Gustafsdottir Sigrun M, Nordengrahn Ann, Fredriksson Simon, Wallgren Per, Rivera Esteban, Schallmeiner Edith, Merza Malik, Landegren Ulf
The Beijer Laboratory, Department of Genetics and Pathology, Rudbeck Laboratory, Uppsala, Sweden.
Clin Chem. 2006 Jun;52(6):1152-60. doi: 10.1373/clinchem.2005.065847.
Nucleic acid amplification allows the detection of single infectious agents. Protein-based assays, although they provide information on ongoing infections, have substantially less detection sensitivity.

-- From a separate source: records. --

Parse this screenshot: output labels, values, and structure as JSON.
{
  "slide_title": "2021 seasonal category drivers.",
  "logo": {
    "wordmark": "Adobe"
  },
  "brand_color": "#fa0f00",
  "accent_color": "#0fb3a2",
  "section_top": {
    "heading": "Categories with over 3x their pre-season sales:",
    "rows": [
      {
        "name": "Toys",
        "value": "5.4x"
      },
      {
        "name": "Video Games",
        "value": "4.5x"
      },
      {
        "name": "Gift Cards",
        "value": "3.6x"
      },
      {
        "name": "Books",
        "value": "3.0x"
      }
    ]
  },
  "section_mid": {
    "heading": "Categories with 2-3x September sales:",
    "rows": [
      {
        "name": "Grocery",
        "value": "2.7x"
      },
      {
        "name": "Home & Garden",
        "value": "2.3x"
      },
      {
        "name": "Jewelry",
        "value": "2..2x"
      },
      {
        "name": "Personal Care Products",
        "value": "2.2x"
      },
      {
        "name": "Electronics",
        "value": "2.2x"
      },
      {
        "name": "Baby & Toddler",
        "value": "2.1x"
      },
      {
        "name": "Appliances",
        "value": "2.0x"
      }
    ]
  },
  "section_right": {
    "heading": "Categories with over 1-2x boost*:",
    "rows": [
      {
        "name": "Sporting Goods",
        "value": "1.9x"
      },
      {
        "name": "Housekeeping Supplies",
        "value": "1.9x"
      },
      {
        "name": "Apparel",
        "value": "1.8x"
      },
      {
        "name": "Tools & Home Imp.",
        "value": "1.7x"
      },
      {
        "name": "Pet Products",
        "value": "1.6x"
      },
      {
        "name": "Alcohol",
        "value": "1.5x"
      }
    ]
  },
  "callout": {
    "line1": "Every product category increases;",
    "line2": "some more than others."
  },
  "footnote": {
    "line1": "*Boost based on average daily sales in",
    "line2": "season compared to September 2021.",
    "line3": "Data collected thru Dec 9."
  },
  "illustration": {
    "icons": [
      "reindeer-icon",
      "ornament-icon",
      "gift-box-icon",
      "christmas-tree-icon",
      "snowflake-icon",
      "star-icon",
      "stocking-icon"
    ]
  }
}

We used proximity ligation reactions to detect proteins on bacteria and virus particles via nucleic acid amplification. Antibodies recognizing viral or bacterial surface proteins were equipped with DNA strands that could be joined by ligation when several antibodies were bound in proximity to surface proteins of individual infectious agents.
Detection sensitivities similar to those of nucleic acid-based detection reactions were achieved directly in infected samples for a parvovirus and an intracellular bacterium.
This method enables detection of ligated DNA strands with good sensitivity by real-time PCR and could be of value for early diagnosis of infectious disease and in biodefense.
核酸扩增可检测单个感染因子。基于蛋白质的检测方法虽然能提供有关正在进行的感染的信息,但其检测灵敏度要低得多。
我们利用邻近连接反应,通过核酸扩增来检测细菌和病毒颗粒上的蛋白质。识别病毒或细菌表面蛋白的抗体配备有DNA链,当多个抗体靠近单个感染因子的表面蛋白结合时,这些DNA链可通过连接反应连接在一起。
对于细小病毒和一种细胞内细菌,在感染样本中直接实现了与基于核酸的检测反应相似的检测灵敏度。
该方法能够通过实时PCR以良好的灵敏度检测连接的DNA链,在传染病的早期诊断和生物防御方面可能具有价值。